Why We Believe Popular Ideas
Popular beliefs shape our perception of reality. The more people believe an idea is true, the truer it appears.
The authenticity in cuisine is often misconstrued—cultures, after all, have been altered by global influences since the past few centuries. For instance, the mass media has done a good job in portraying tomato sauce as an authentic cuisine in Italy, when in fact it originated in Mexico. Tomato only reached Europe after the Spaniards' conquest of the Aztec empire in Mexico in 1521. The same applies to Swiss cocoa and Poland potatoes.

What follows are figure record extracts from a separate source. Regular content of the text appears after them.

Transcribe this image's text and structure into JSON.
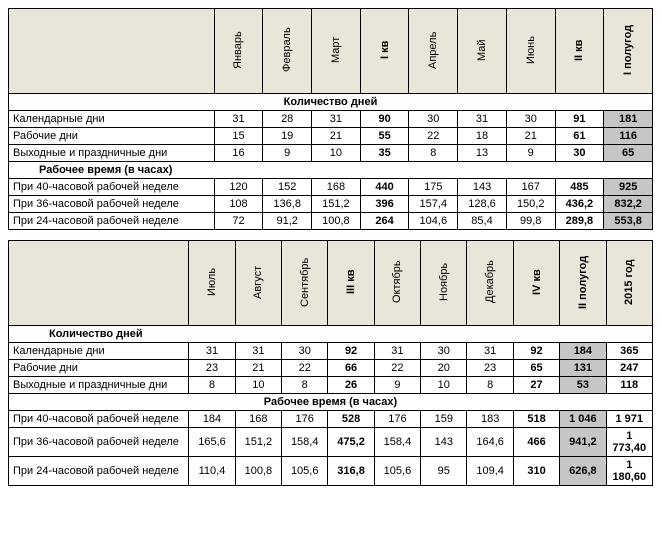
{
  "headers1": [
    "Январь",
    "Февраль",
    "Март",
    "I кв",
    "Апрель",
    "Май",
    "Июнь",
    "II кв",
    "I полугод"
  ],
  "headers2": [
    "Июль",
    "Август",
    "Сентябрь",
    "III кв",
    "Октябрь",
    "Ноябрь",
    "Декабрь",
    "IV кв",
    "II полугод",
    "2015 год"
  ],
  "sections": {
    "days": "Количество дней",
    "hours": "Рабочее время (в часах)"
  },
  "rows1": [
    {
      "label": "Календарные дни",
      "v": [
        "31",
        "28",
        "31",
        "90",
        "30",
        "31",
        "30",
        "91",
        "181"
      ]
    },
    {
      "label": "Рабочие дни",
      "v": [
        "15",
        "19",
        "21",
        "55",
        "22",
        "18",
        "21",
        "61",
        "116"
      ]
    },
    {
      "label": "Выходные и праздничные дни",
      "v": [
        "16",
        "9",
        "10",
        "35",
        "8",
        "13",
        "9",
        "30",
        "65"
      ]
    }
  ],
  "rows1h": [
    {
      "label": "При 40-часовой рабочей неделе",
      "v": [
        "120",
        "152",
        "168",
        "440",
        "175",
        "143",
        "167",
        "485",
        "925"
      ]
    },
    {
      "label": "При 36-часовой рабочей неделе",
      "v": [
        "108",
        "136,8",
        "151,2",
        "396",
        "157,4",
        "128,6",
        "150,2",
        "436,2",
        "832,2"
      ]
    },
    {
      "label": "При 24-часовой рабочей неделе",
      "v": [
        "72",
        "91,2",
        "100,8",
        "264",
        "104,6",
        "85,4",
        "99,8",
        "289,8",
        "553,8"
      ]
    }
  ],
  "rows2": [
    {
      "label": "Календарные дни",
      "v": [
        "31",
        "31",
        "30",
        "92",
        "31",
        "30",
        "31",
        "92",
        "184",
        "365"
      ]
    },
    {
      "label": "Рабочие дни",
      "v": [
        "23",
        "21",
        "22",
        "66",
        "22",
        "20",
        "23",
        "65",
        "131",
        "247"
      ]
    },
    {
      "label": "Выходные и праздничные дни",
      "v": [
        "8",
        "10",
        "8",
        "26",
        "9",
        "10",
        "8",
        "27",
        "53",
        "118"
      ]
    }
  ],
  "rows2h": [
    {
      "label": "При 40-часовой рабочей неделе",
      "v": [
        "184",
        "168",
        "176",
        "528",
        "176",
        "159",
        "183",
        "518",
        "1 046",
        "1 971"
      ]
    },
    {
      "label": "При 36-часовой рабочей неделе",
      "v": [
        "165,6",
        "151,2",
        "158,4",
        "475,2",
        "158,4",
        "143",
        "164,6",
        "466",
        "941,2",
        "1 773,40"
      ]
    },
    {
      "label": "При 24-часовой рабочей неделе",
      "v": [
        "110,4",
        "100,8",
        "105,6",
        "316,8",
        "105,6",
        "95",
        "109,4",
        "310",
        "626,8",
        "1 180,60"
      ]
    }
  ],
  "style": {
    "header_bg": "#e9e5d8",
    "gray_bg": "#c6c6c6",
    "bold_cols1": [
      3,
      7,
      8
    ],
    "bold_cols2": [
      3,
      7,
      8,
      9
    ],
    "gray_col1": 8,
    "gray_col2": 8,
    "label_col_w1": 190,
    "data_col_w1": 45,
    "label_col_w2": 175,
    "data_col_w2": 45
  }
}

This psychological effect is deleterious when deployed for malevolent intent, such as one exercised by Joseph Goebbels, a Nazi propaganda minister. In 1943, as the war in Germany turned to be worse, he delivered a rhetoric speech to a crowd and asked “Do you want total war? If necessary, do you want a war more total and radical than anything that we can even imagine today?” The crowd roared.
In the marketing division, similar ploys can be attempted by using a symbol most people trust, such as a white lab coat. A product featuring a white lab coat automatically inherits all the credibility and prestige of experts usually seen in a lab. This is further supported by numerous studies, which found that the image of medical or scientific authority (i.e. white lab coat implies "expert") can influence consumers' behavior, positively or negatively, based on consumers' acceptance of physicians.
It is easy to succumb to the hype. Partly, we can ascribe the fallacy to our laziness to probe.